Você escreveria o que escreve em qualquer lugar? Em que medida, em teus textos, você dialoga com o ambiente, com o que é externo? É possível delimitar essa atuação?
Acredito que o ambiente influencia a elaboração e a execução de qualquer tipo de trabalho. Uma razão que me trouxe para o Rio de Janeiro foi o desejo de incorporar a luz, o calor, a nudez e a turbulência dessa cidade ao meu processo criativo. O frio e a cultura do sul produziram influências que estão bastante enraizadas em mim, mas em algum momento senti que precisava também de algo distinto. Agora, eu carrego comigo todos os lugares onde já estive, assim como trago imagens idealizadas, abstrações, possibilidades de lugares em que nunca pisei, e guardo imagens vistas e não vistas: de tudo isso posso me servir na hora em que escrevo uma história.

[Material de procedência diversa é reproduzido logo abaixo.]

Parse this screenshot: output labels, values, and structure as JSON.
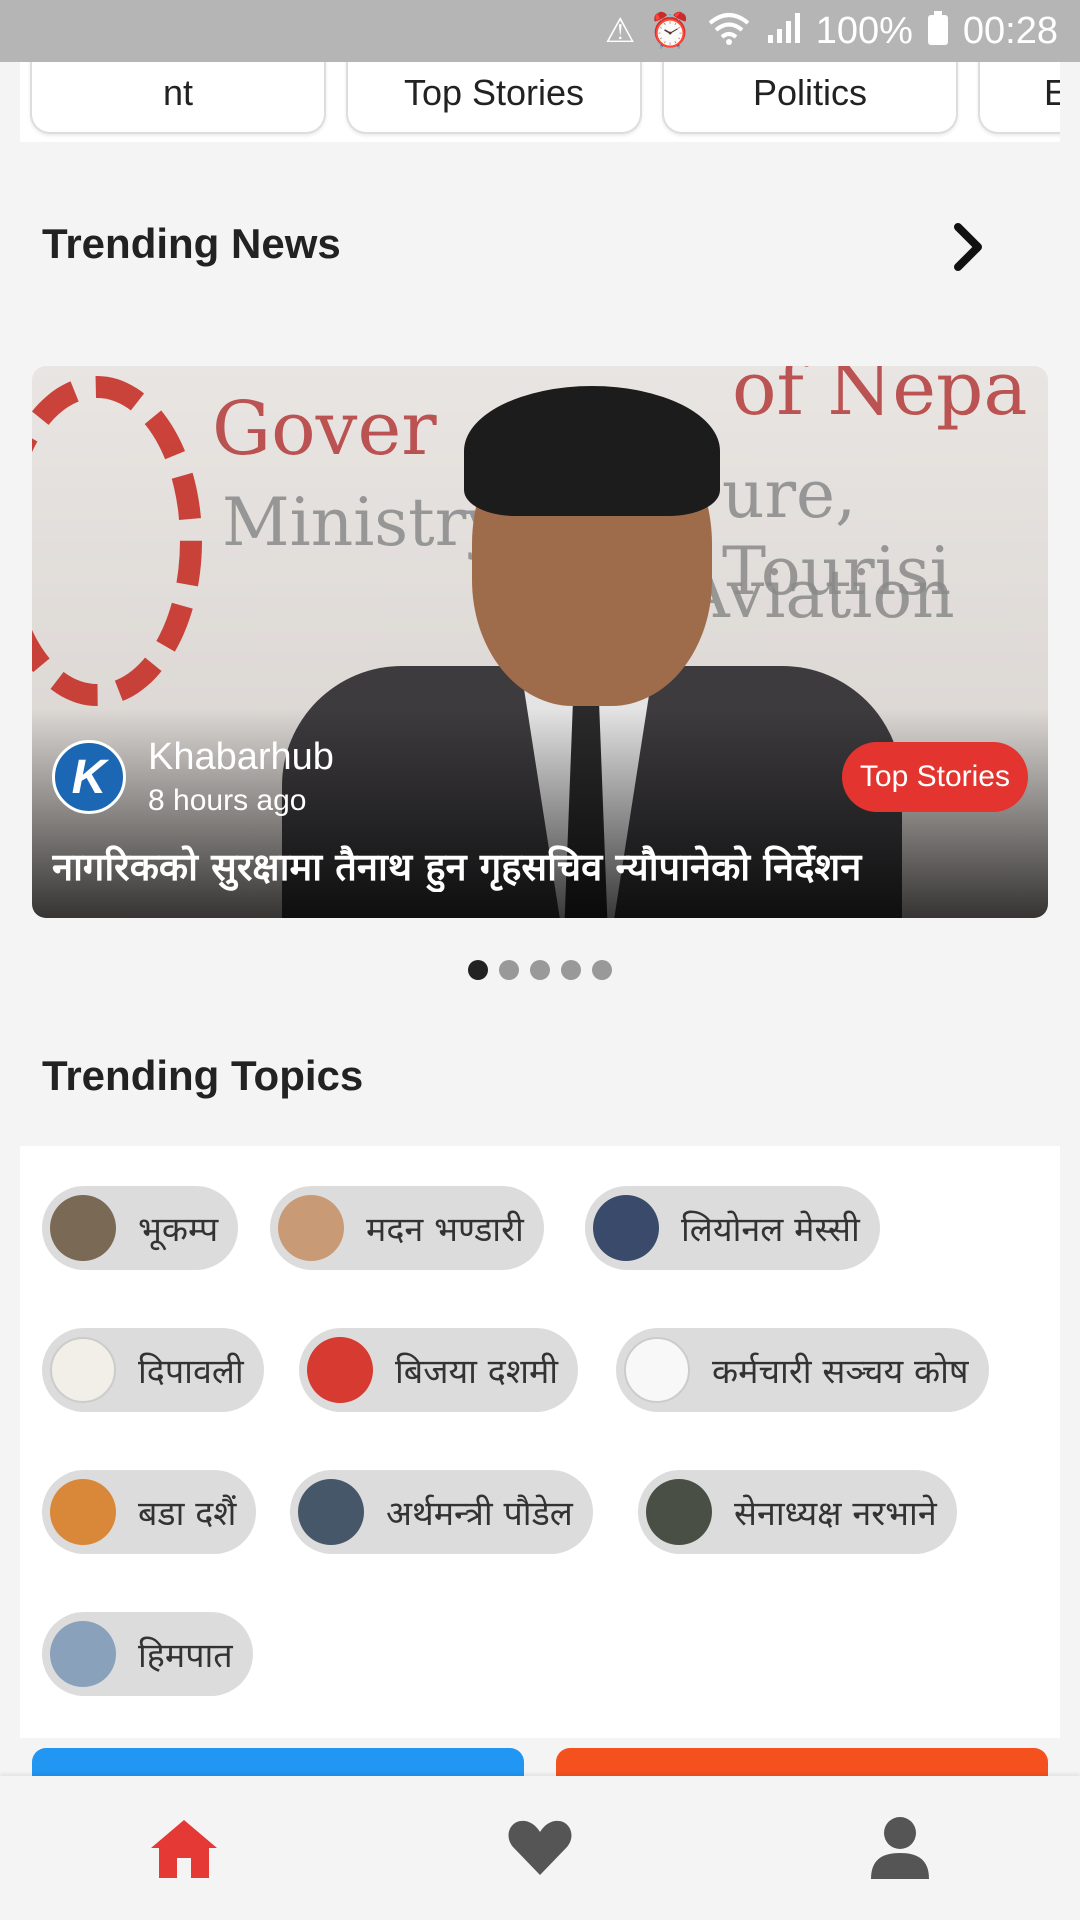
{
  "status_bar": {
    "battery": "100%",
    "time": "00:28"
  },
  "categories": [
    "nt",
    "Top Stories",
    "Politics",
    "E"
  ],
  "trending_news": {
    "title": "Trending News",
    "card": {
      "source": "Khabarhub",
      "time_ago": "8 hours ago",
      "category_badge": "Top Stories",
      "headline": "नागरिकको सुरक्षामा तैनाथ हुन गृहसचिव न्यौपानेको निर्देशन",
      "photo_text": {
        "line1": "Gover",
        "line1b": "of Nepa",
        "line2": "Ministry",
        "line2b": "ure, Tourisi",
        "line3": "Aviation"
      }
    },
    "carousel_pages": 5,
    "active_page": 1
  },
  "trending_topics": {
    "title": "Trending Topics",
    "chips": [
      {
        "label": "भूकम्प",
        "avatar_color": "#7a6a55"
      },
      {
        "label": "मदन भण्डारी",
        "avatar_color": "#c99a76"
      },
      {
        "label": "लियोनल मेस्सी",
        "avatar_color": "#3a4a6a"
      },
      {
        "label": "दिपावली",
        "avatar_color": "#f2efe8"
      },
      {
        "label": "बिजया दशमी",
        "avatar_color": "#d63a30"
      },
      {
        "label": "कर्मचारी सञ्चय कोष",
        "avatar_color": "#f8f8f8"
      },
      {
        "label": "बडा दशैं",
        "avatar_color": "#d9883a"
      },
      {
        "label": "अर्थमन्त्री पौडेल",
        "avatar_color": "#46576a"
      },
      {
        "label": "सेनाध्यक्ष नरभाने",
        "avatar_color": "#4a4f45"
      },
      {
        "label": "हिमपात",
        "avatar_color": "#8aa1bb"
      }
    ]
  },
  "bottom_buttons": {
    "left_color": "#2196f3",
    "right_color": "#f4511e"
  },
  "bottom_nav": {
    "items": [
      {
        "icon": "home-icon",
        "active": true
      },
      {
        "icon": "heart-icon",
        "active": false
      },
      {
        "icon": "profile-icon",
        "active": false
      }
    ],
    "active_color": "#e53935",
    "inactive_color": "#555555"
  }
}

“…basta sentir que se consegue viver sem escrever para não dever sequer tentá-lo.” Você talvez há de concordar sobre a veracidade e a beleza do conselho de Rilke. No seu caso, é possível — talvez olhando para trás; ou para dentro — racionalizar essa necessidade de escrita, ou será essa inclinação mesmo um mistério?
Eu li essas cartas na minha adolescência. Elas me foram passadas pelo Biño, um dos meus irmãos mais velhos, alguém que teve um papel importante na minha formação pessoal. Ele me emprestou esse livro como uma espécie de resposta para um esboço de novela que havia lhe entregado semanas antes. Naquele momento, com muita seriedade, me fiz essa pergunta. A resposta continua sendo a mesma até hoje: sim, eu poderia viver sem escrever, mas essa vida não me interessaria tanto. Se escrever tornou-se algo natural e necessário, uma vida sem a escrita seria uma vida artificial. Não acho possível ou interessante racionalizar essa inclinação, o mistério às vezes é mais importante que o entendimento.